Moving Right Along
I could write 10,000 words on the childhood I shared with my sibs. Let's get a few fact into place and then hit the high spots so I can move on to my teen years, which is where my life as an individual really began.
We were blue collar folks with red neck leanings and aspired toward more. My Dad held several jobs in his younger parenting years but the two that are remembered by me are his job as a mechanic at a Chevy Dealership and his second job as a gutiar player/singer in a local contry music band.
Mom didn't work when we were little but had to start picking up the slack as we grew and worked for an auto manufacturer sewing car seats.
My sisters joined me quickly. We were all about 13-15 months apart. (Whew, MA!) This made us a very tightly bonded group. Mom held off a couple years before my brother joined us. He was 6 years younger than me. I got to be an only child my first year and 3 months, that was it. I craved being an only child often when I was growing up. I think most kids with sibs dream of it frequently.

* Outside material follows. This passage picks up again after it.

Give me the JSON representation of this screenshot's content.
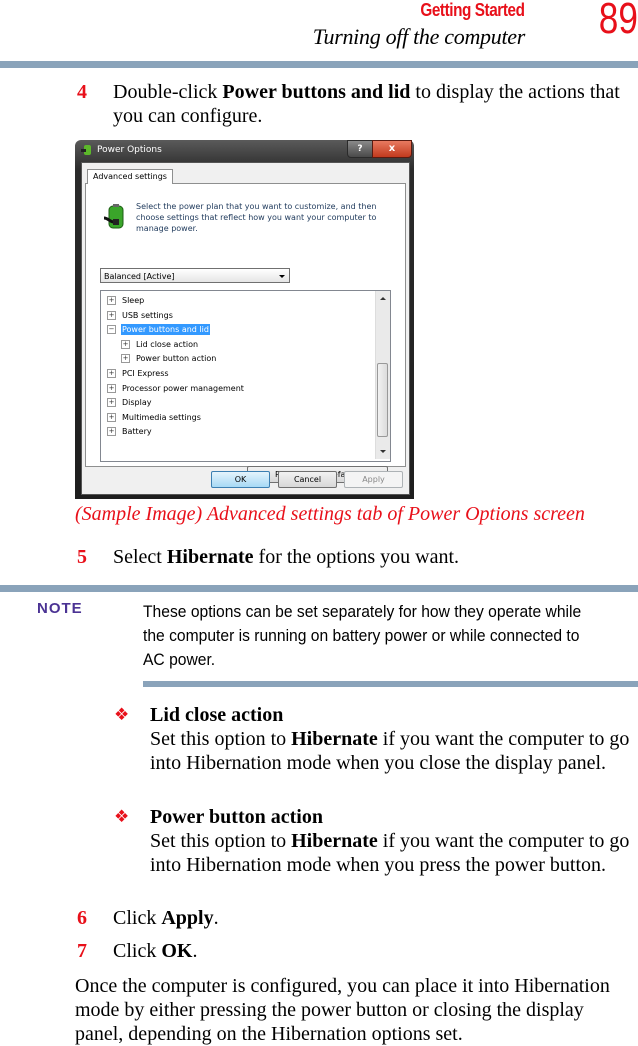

There wasn't much gender differentiation in our lives until Ay, the brother, was added to the mix. We girls did whatever Dad was doing or Mom made us do. It doesn't take many brains to figure out that guys had it better than girls. We were struggling against gender boundries before we knew what they were.
It was a constant fight to get to play games and sports with the boys in the 'hood. We didn't just like sports, we were good at them. As an adult, any form of "you can't do ____, you're a girl!" still sends me crusading into the education of ignorant humans. It's the big, black button in my life and has caused many fights or debates.

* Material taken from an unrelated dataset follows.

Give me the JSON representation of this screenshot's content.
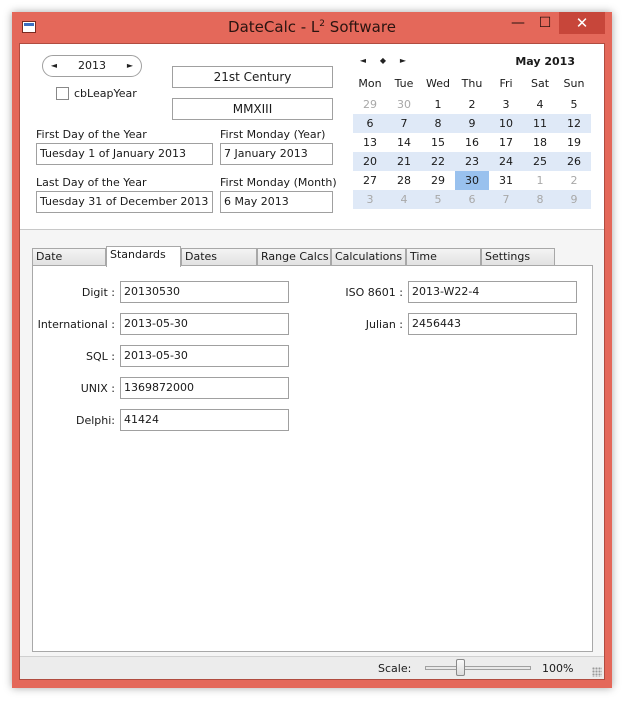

We have all participated in many sports, softball, baseball, football, swimming, bare-back riding, track, wrestling, golf, tennis, bowling and just about anything else you can name.

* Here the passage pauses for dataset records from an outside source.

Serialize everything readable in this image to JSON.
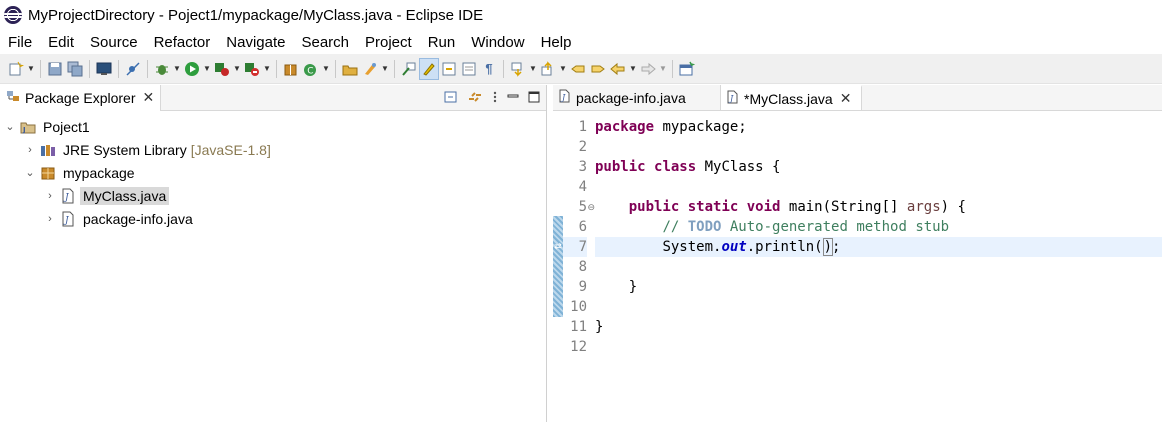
{
  "window": {
    "title": "MyProjectDirectory - Poject1/mypackage/MyClass.java - Eclipse IDE"
  },
  "menu": [
    "File",
    "Edit",
    "Source",
    "Refactor",
    "Navigate",
    "Search",
    "Project",
    "Run",
    "Window",
    "Help"
  ],
  "package_explorer": {
    "tab_label": "Package Explorer",
    "tree": {
      "project": "Poject1",
      "jre": "JRE System Library",
      "jre_version": "[JavaSE-1.8]",
      "package": "mypackage",
      "file1": "MyClass.java",
      "file2": "package-info.java"
    }
  },
  "editor": {
    "tabs": [
      "package-info.java",
      "*MyClass.java"
    ],
    "line_numbers": [
      "1",
      "2",
      "3",
      "4",
      "5",
      "6",
      "7",
      "8",
      "9",
      "10",
      "11",
      "12"
    ],
    "code": {
      "l1_kw": "package",
      "l1_rest": " mypackage;",
      "l3_kw1": "public",
      "l3_kw2": "class",
      "l3_rest": " MyClass {",
      "l5_kw1": "public",
      "l5_kw2": "static",
      "l5_kw3": "void",
      "l5_mid": " main(String[] ",
      "l5_param": "args",
      "l5_end": ") {",
      "l6_comment_start": "// ",
      "l6_todo": "TODO",
      "l6_comment_rest": " Auto-generated method stub",
      "l7_start": "System.",
      "l7_field": "out",
      "l7_call": ".println(",
      "l7_close": ")",
      "l7_end": ";",
      "l9": "}",
      "l11": "}"
    }
  },
  "colors": {
    "keyword": "#7f0055",
    "comment": "#3f7f5f",
    "todo": "#7f9fbf",
    "field": "#0000c0",
    "current_line": "#e8f2fe"
  }
}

I started learning to ride dirt bikes when I was nine. We two older girls rode in dirt track scrambles and hill climbing events. I took 2nd in state at 13, my 12 year old sis took 3rd. We would have taken first & second but we threw a climb because we were beating her boyfriend out of first and she BEGGED me to let him beat us so he wouldn't stop liking her. It stunk, but she was my sister. What's a girl to do?
This isn't to say we couldn't dress up as cute as puppies and lay the boys low with our charms. We did that well, too, when Mom could get us to wear dresses. We could even dance, a little. We learned standing on the toes of our brave uncles. We sang enthusiastically.
We could diaper a baby, cook a meal, fix a button, iron anything, clean a house and do laundry by the time we were each 12 or 13. We knew basic first aid. That was OJT, mostly ( on the job training).
We could also adjust a chain, change a bike tire, check the oil in a car, pump gas, fish, baiting our own hooks, (most of us) and cleaning our own catches. We could run off snakes, pick off blood suckers, milk cows, feed chickens, fetch the eggs, feed a baby, a calf, bunnie or kitten by bottle, weed a garden and keep from getting caught in a strawberry patch.
Dad taught us gun safety with a .410 rifle. We had targets and did pretty well. Uncle taught us archery. I missed the 3 stacked hay bales and put an arrow through a knot hole in the barn wall. The arrow smacked into the loft ladder my Grampa was climbing down. That got me restricted from the bow for a week. I consoled myself stealing a few fat, ripe strawberries.
So there's an overview. Back to the nitty gritty tomorrow.